8696 Trump's Late In Getting To California, But He May Be A Step Ahead In Setting Up For 2020

Trump’s Late In Getting To California, But He May Be A Step Ahead In Setting Up For 2020

, Opinions expressed by Forbes Contributors are their own.

Friendship Park, along the US-Mexico border fence in Tijuana’s beach district. President Trump will visit the California border to inspect the border wall prototypes later this week. (Photo by Mario Tama/Getty Images)

When Donald Trump touches down in California on Tuesday, for the time as America’s 45th President, the question will be: is Trump politically ahead or behind the curve?

The answer might surprise you.

There’s no arguing that Trump is behind the curve when it comes to showing California the kind of attention its fragile ego expects.

George W. Bush, no great fan of the Golden State, first came to America’s nation-state in late May of his first year in office. Though he’d lost California to Al Gore by 12 points the previous November, Bush made a good-faith effort to find common ground with the state’s electorate.
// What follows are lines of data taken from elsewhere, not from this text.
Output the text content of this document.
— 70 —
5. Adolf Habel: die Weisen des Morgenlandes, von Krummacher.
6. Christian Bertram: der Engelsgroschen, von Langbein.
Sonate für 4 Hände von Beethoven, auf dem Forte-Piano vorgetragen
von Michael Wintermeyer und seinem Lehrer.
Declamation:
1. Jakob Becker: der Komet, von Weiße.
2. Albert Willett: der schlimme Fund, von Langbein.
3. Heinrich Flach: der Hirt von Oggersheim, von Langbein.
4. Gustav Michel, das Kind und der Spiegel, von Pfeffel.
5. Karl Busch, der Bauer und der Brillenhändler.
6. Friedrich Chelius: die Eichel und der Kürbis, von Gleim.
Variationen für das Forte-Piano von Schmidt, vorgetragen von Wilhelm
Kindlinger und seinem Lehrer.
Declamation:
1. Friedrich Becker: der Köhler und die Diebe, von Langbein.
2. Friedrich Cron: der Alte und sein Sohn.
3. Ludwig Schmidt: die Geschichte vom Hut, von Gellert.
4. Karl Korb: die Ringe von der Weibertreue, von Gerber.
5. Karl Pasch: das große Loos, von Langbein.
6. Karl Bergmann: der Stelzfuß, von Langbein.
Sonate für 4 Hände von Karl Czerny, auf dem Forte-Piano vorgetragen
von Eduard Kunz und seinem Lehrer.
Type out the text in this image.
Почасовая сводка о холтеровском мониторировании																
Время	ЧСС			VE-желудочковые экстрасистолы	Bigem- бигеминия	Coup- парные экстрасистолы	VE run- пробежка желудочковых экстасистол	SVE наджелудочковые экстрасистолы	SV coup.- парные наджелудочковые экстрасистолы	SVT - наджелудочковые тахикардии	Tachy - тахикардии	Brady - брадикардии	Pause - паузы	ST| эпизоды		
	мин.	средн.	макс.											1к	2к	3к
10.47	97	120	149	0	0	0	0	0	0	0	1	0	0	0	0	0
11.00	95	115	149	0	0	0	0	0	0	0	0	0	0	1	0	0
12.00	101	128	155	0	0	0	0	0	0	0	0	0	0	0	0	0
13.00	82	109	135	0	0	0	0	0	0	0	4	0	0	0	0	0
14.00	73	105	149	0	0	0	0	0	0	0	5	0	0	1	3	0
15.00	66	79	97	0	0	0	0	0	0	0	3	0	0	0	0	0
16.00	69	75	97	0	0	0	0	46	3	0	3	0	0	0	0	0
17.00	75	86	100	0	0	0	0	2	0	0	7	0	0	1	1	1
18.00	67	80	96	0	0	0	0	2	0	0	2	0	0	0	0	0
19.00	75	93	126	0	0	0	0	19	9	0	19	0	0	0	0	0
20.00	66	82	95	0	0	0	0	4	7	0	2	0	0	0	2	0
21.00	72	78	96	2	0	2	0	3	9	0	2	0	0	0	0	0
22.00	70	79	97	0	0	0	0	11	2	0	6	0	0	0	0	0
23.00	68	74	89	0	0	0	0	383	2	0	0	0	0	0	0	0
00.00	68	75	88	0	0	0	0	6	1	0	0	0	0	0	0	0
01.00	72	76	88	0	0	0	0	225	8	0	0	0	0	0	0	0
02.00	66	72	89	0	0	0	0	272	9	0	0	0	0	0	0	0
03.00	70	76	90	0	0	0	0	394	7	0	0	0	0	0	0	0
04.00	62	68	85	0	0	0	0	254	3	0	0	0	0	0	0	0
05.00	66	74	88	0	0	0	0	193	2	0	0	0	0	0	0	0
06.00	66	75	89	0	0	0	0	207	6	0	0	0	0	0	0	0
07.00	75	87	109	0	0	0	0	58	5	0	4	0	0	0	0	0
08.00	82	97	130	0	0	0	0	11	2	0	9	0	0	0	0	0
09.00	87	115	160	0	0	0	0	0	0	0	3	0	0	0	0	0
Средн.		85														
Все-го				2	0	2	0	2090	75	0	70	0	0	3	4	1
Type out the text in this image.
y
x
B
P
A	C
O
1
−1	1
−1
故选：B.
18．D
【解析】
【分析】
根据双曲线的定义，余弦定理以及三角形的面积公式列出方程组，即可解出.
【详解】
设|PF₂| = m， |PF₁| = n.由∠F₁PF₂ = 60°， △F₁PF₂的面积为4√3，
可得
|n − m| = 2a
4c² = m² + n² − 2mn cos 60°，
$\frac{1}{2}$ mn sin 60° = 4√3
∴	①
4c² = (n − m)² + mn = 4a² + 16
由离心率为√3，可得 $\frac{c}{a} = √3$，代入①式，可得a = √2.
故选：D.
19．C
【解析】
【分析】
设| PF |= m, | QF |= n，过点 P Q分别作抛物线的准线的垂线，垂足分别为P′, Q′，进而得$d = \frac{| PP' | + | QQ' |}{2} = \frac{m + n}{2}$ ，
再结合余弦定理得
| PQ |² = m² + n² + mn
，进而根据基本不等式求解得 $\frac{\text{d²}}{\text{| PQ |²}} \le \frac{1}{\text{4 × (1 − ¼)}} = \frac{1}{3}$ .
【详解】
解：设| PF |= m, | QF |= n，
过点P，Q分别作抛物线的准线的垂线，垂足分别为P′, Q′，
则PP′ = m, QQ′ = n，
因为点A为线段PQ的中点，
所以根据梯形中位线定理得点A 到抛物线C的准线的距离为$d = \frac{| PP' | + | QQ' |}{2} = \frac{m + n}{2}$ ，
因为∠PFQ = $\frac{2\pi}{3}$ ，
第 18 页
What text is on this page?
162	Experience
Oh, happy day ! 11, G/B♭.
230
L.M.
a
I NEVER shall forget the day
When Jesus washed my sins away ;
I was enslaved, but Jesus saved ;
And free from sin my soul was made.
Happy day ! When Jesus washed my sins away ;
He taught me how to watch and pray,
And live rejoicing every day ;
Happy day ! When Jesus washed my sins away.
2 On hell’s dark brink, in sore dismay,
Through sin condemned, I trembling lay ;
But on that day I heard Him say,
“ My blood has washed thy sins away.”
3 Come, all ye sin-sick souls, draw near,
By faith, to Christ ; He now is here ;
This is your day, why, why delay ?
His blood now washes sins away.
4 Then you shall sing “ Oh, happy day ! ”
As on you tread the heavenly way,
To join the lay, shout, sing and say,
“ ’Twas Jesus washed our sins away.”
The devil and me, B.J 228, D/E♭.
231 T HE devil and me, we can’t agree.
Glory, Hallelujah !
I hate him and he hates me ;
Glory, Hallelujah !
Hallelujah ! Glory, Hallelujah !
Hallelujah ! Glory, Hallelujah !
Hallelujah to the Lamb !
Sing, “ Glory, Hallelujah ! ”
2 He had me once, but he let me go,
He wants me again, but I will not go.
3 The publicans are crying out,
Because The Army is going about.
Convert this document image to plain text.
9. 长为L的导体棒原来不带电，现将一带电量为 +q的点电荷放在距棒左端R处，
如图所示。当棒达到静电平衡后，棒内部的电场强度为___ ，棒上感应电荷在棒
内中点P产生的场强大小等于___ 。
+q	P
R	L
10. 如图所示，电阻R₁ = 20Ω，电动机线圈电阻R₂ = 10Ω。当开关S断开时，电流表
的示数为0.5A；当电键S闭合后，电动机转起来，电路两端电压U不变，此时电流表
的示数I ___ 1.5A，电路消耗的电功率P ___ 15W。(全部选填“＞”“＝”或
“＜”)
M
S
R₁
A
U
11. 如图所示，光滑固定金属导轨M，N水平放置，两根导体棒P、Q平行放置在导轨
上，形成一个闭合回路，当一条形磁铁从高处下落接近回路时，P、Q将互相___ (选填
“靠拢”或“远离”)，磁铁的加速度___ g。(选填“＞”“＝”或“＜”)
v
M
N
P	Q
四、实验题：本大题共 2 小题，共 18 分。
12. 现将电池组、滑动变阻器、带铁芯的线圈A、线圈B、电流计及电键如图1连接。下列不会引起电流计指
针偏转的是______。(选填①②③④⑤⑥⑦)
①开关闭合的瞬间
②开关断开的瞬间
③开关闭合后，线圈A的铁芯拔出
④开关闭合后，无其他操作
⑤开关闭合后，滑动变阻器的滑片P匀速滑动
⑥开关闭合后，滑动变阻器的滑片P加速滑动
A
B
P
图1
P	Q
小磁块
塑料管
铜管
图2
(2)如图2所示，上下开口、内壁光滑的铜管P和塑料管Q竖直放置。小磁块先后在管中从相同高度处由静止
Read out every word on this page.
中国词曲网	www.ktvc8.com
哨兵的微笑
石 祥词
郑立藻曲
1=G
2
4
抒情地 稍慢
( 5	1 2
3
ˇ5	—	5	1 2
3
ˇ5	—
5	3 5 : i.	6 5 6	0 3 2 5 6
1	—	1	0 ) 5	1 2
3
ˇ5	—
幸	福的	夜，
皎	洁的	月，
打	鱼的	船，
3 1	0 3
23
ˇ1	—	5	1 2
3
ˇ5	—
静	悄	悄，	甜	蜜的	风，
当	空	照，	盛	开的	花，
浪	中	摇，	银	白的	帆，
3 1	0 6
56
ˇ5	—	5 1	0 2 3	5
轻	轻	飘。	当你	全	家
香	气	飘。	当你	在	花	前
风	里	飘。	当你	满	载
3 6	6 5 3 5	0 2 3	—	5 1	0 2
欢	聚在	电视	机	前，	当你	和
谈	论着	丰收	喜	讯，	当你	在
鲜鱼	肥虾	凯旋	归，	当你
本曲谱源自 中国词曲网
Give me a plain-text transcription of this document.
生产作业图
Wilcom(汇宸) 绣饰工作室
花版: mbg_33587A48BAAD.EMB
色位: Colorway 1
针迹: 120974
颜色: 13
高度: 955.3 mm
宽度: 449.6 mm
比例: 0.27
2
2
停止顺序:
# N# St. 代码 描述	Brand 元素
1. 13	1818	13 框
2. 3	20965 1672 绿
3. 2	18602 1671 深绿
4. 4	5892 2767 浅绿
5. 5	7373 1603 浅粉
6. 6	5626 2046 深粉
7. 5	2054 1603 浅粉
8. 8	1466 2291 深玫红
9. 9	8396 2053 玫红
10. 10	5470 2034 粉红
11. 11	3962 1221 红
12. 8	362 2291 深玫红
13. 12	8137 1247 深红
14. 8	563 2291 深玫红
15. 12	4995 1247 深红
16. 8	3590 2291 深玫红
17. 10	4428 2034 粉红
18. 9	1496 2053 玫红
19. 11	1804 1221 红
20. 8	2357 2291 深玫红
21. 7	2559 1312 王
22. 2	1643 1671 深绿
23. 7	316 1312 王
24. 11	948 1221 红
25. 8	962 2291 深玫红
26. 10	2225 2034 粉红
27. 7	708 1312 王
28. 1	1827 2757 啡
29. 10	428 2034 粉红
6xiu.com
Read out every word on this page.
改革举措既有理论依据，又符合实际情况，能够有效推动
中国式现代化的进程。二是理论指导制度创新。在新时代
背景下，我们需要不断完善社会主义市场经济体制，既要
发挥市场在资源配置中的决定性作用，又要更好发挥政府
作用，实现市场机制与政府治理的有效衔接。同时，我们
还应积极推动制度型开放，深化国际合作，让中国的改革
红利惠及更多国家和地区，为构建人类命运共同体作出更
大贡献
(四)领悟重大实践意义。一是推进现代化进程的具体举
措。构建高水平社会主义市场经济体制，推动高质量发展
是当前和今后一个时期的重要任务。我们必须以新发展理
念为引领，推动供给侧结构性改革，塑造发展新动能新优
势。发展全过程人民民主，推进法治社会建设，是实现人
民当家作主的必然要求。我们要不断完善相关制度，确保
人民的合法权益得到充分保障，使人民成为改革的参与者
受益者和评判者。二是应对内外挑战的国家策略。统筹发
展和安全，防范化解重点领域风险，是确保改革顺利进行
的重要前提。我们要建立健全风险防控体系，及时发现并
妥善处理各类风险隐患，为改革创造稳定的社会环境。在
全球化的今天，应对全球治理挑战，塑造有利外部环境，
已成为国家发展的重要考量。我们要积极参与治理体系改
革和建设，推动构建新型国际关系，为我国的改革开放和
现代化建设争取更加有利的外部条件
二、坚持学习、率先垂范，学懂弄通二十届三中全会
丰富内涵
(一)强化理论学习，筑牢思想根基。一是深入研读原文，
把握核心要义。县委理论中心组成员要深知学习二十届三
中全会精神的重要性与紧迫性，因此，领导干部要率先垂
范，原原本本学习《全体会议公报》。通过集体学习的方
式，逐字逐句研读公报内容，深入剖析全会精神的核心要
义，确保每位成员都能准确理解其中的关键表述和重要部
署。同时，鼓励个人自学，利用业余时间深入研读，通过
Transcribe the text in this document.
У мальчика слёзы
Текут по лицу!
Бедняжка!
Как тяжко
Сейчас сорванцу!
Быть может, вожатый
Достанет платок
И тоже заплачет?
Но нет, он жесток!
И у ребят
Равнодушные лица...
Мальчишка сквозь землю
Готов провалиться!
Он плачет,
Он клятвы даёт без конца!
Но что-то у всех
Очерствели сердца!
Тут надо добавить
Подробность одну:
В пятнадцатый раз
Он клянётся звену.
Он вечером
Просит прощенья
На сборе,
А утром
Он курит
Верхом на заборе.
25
In a speech in Los Angeles, Bush backed California’s export economy (“When we open trade, we open minds. We trade with China because trade is good policy for our economy, because trade is good policy for democracy, and because trade is good policy for our national security.”).

Bush also gave a nod to California’s vocal environmental community: “I will honor my commitment to you to uphold the moratorium on new drilling leases off the coast of California.”

However, Bush had also walked into a buzz saw in the form of California’s energy crisis – a messy turn of events that entailed electricity deregulation, interstate power price caps and eventually the downfall of another Texas institution known as Enron.